Because VanHorn failed to satisfy the first prong of her state unemployment-waiver analysis that overpayment was received as a result of an error by the Division, we affirm the Board’s decision requiring VanHorn to repay $15,334 in state unemployment benefits.

However, VanHorn also received FPUC benefits. For the repayment of federal benefits to be waived, the Division must find that the federal payments were made without fault on the part of the claimant and that repayment would be contrary to equity and good conscience. See 15 U.S.C. § 9023(f)(2). Here, neither the Tribunal nor the Board performed the required federal-waiver analysis to determine whether the $7,800 in FPUC benefits must be repaid, and no findings were made with regard to that analysis. Whether sufficient findings of fact have been made is a threshold question in an appeal from an administrative board. Id. If adequate findings of fact are not made on the issue presented, we remand to the Board for it to provide findings of fact and conclusions of law upon which to perform proper appellate review. Id. Therefore, we must remand for further findings as to, first, whether VanHorn was at fault and, second, whether repayment would be contrary to equity and good conscience before requiring her to repay the $7,800 in FPUC benefits.

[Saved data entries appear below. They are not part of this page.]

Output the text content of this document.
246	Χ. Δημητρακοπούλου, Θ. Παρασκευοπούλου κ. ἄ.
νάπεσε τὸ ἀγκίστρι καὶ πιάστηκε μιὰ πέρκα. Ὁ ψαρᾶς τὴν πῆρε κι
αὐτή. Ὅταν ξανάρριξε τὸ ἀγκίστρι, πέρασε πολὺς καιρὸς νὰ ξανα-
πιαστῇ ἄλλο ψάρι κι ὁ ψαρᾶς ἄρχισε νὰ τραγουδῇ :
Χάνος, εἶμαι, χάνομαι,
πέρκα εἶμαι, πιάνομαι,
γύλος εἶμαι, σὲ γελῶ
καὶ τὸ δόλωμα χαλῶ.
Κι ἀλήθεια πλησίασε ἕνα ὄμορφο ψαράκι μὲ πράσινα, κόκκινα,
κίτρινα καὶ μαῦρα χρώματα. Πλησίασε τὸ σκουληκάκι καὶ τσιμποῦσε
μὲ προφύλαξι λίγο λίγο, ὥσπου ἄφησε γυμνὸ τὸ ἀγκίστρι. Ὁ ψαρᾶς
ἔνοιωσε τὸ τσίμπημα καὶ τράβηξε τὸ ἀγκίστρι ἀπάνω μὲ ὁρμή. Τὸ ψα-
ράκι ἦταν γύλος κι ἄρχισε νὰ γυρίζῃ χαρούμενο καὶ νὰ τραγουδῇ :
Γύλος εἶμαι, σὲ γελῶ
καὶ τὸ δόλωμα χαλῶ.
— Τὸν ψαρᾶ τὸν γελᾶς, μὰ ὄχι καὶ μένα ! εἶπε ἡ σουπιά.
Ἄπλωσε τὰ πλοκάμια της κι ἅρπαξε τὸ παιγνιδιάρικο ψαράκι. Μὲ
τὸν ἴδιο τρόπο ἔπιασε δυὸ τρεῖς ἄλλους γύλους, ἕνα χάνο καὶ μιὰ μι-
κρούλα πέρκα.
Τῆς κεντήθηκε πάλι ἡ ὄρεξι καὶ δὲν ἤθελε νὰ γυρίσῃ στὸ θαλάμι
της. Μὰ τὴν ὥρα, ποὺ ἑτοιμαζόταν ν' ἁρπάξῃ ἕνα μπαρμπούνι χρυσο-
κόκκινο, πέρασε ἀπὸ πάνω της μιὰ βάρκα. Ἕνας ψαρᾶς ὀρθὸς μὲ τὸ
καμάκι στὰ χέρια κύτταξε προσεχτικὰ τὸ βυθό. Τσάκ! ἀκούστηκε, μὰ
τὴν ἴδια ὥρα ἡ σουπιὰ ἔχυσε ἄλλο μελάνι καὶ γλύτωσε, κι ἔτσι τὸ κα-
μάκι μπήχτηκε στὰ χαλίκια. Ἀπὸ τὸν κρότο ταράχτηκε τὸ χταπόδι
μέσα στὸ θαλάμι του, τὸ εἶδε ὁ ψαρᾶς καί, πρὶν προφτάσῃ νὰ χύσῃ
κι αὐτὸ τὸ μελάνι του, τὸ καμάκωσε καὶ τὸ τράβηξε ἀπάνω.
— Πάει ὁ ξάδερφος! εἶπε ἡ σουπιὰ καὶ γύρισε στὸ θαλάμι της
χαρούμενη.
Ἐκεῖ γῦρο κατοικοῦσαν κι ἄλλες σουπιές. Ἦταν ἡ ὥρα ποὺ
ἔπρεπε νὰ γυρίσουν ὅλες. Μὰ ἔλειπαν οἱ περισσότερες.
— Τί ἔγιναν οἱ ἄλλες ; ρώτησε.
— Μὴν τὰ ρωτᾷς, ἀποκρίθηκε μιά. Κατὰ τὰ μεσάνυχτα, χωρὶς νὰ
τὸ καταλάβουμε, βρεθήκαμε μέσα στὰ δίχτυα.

In sum, we affirm the decision requiring VanHorn to repay the $15,334 in state benefits and remand for further findings regarding whether VanHorn is required to repay the $7,800 in FPUC benefits for the reasons set forth above.

Affirmed in part; remanded in part.

Virden and Thyer, JJ., agree.

Anna VanHorn, pro se appellant.

Cynthia L. Uhrynowycz, Associate General Counsel, for appellee.



[1]Paulino v. Daniels, 269 Ark. 676, 559 S.W.2d 760 (Ark. Ct. App. 1980).